I guess I do have an agenda, as a gay person, but I certainly don’t feel like I have the power to make anyone else adhere to it. If the Gay Agenda was so powerful, why was Mayor Becker forced by the legislature to change the name of the partnership registry so that it didn’t sound too Gay? Why do these people not see that if the Gay Agenda was really as powerful as they seem to believe, gay marriage would be legal across the country at this point. It’s because it isn’t true, people! We have almost no power, and fewer rights. I had to endure a nudge nudge wink wink from my freaking accountant yesterday when I went to pick up my partner’s tax returns, because he had to call her and get her permission to let me pick them up. He’s all “even though you guys are the best of friends. guffaw guffaw.” Yeah, it’s really funny. Thanks dude. I won’t be seeing you next tax season.

blah. sometimes i really hate it here. not that it’s really that much better anywhere else, but this little lesbian still has hope in her heart that it is. somewhere out there.

Well, it seems like the thing to do these days, so here is my blog. It’s a funny thing, here at first. I spent a lot of time trying to decide how anonymous to be. Realistically, I don’t expect anyone to actually read this. But online, you can never be sure, so you have to start out assuming you’re fine with the whole world reading it.

My motivation for starting this blog is to have a place to occasionally rant, though I hope all my posts won’t be angry. 🙂 Right now, just coming off of the end of the Utah Legislative session, it’s hard to imagine not being angry, but I’m sure it will wear off. Not that Utah is alone in having embarrassing and, let’s just say it, stupid legislators. Oklahoma, for instance, has a legislator who is in some hot water now for saying some incredibly stupid things.

Read what she said.

It almost makes Chris Buttars sound sane. Okay, that’s a stretch. But still…Chris may hate gay people, but at least he’s not saying out loud that he thinks we’re worse than the terrorists. I wonder which he’d say was scarier? It would probably be a tough call for him.

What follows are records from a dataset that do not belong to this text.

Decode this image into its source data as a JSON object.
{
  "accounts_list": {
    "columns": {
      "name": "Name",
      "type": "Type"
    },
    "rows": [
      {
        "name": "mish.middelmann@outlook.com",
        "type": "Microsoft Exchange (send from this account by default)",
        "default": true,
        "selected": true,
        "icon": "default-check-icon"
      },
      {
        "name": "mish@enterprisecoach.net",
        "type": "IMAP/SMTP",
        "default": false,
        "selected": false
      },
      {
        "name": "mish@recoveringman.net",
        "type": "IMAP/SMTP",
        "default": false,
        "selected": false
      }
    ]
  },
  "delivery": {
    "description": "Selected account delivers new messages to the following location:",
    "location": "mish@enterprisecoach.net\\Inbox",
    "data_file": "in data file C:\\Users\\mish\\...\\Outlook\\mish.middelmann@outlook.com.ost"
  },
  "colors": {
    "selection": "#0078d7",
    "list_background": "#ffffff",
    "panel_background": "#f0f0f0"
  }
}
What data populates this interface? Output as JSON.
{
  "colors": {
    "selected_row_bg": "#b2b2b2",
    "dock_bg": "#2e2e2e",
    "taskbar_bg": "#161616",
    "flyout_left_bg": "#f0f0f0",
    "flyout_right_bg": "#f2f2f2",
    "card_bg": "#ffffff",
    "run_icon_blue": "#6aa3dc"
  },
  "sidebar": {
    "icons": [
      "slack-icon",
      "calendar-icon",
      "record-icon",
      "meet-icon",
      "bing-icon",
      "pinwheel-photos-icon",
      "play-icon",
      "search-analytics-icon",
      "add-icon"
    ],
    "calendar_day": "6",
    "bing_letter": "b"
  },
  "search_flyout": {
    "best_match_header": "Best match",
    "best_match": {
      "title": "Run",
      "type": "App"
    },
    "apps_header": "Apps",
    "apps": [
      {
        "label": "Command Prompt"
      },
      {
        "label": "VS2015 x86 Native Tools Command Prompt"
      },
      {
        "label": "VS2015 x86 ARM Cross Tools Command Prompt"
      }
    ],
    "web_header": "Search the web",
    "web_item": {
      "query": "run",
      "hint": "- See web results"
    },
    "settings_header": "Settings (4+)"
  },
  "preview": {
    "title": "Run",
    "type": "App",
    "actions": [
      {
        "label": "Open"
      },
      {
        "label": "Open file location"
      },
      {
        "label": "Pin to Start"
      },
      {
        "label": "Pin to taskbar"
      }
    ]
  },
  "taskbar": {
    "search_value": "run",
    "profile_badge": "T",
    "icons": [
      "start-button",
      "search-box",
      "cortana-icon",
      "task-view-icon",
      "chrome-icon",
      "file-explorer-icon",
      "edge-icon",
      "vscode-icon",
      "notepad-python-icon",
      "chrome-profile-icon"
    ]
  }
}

Still, what happened to freedom of religion in this country? If I believe I am who God made me, why are these people allowed to infringe upon my rights because they believe differently? In some ways, Sally Kern is close to right, but her logic is inverted. I do believe that the fight for gay rights in this country could end up destroying what is left of the Constitution, not because God hates gay people, but because these religious extremists seem willing to decimate our nation’s most sacred documents and founding principles out of fear and ignorance. They will turn us into a religious state, all the while proclaiming that the founding fathers, who came here for freedom of religion, actually intended all along for this to be a “Christian nation.”

Hmmm…I must have missed that part of the Bill of Rights.

It’s because of this line of thinking that I felt a need to put my story out there, into the great dark void of the blogosphere, in the hopes that if people do read it, they might have a change of heart. For me, I have been a religious person most of my life, and I had to really battle with myself during my coming out not to completely turn my back on God. But in the end, coming out was an incredibly spiritual journey for me, and I came to believe that this is part of how God made me, and the sin would be in denying that and being unhappy for my whole life.

So, in future posts, I will talk about the things that have guided me and shaped me during my life, and we’ll see what happens. In the end, it will probably just be some good cheap therapy for me. But in the off chance that someone comes across these ramblings…I hope if nothing else, they can make you stop and think about the things that we all share, which are so much greater than the things that divide us.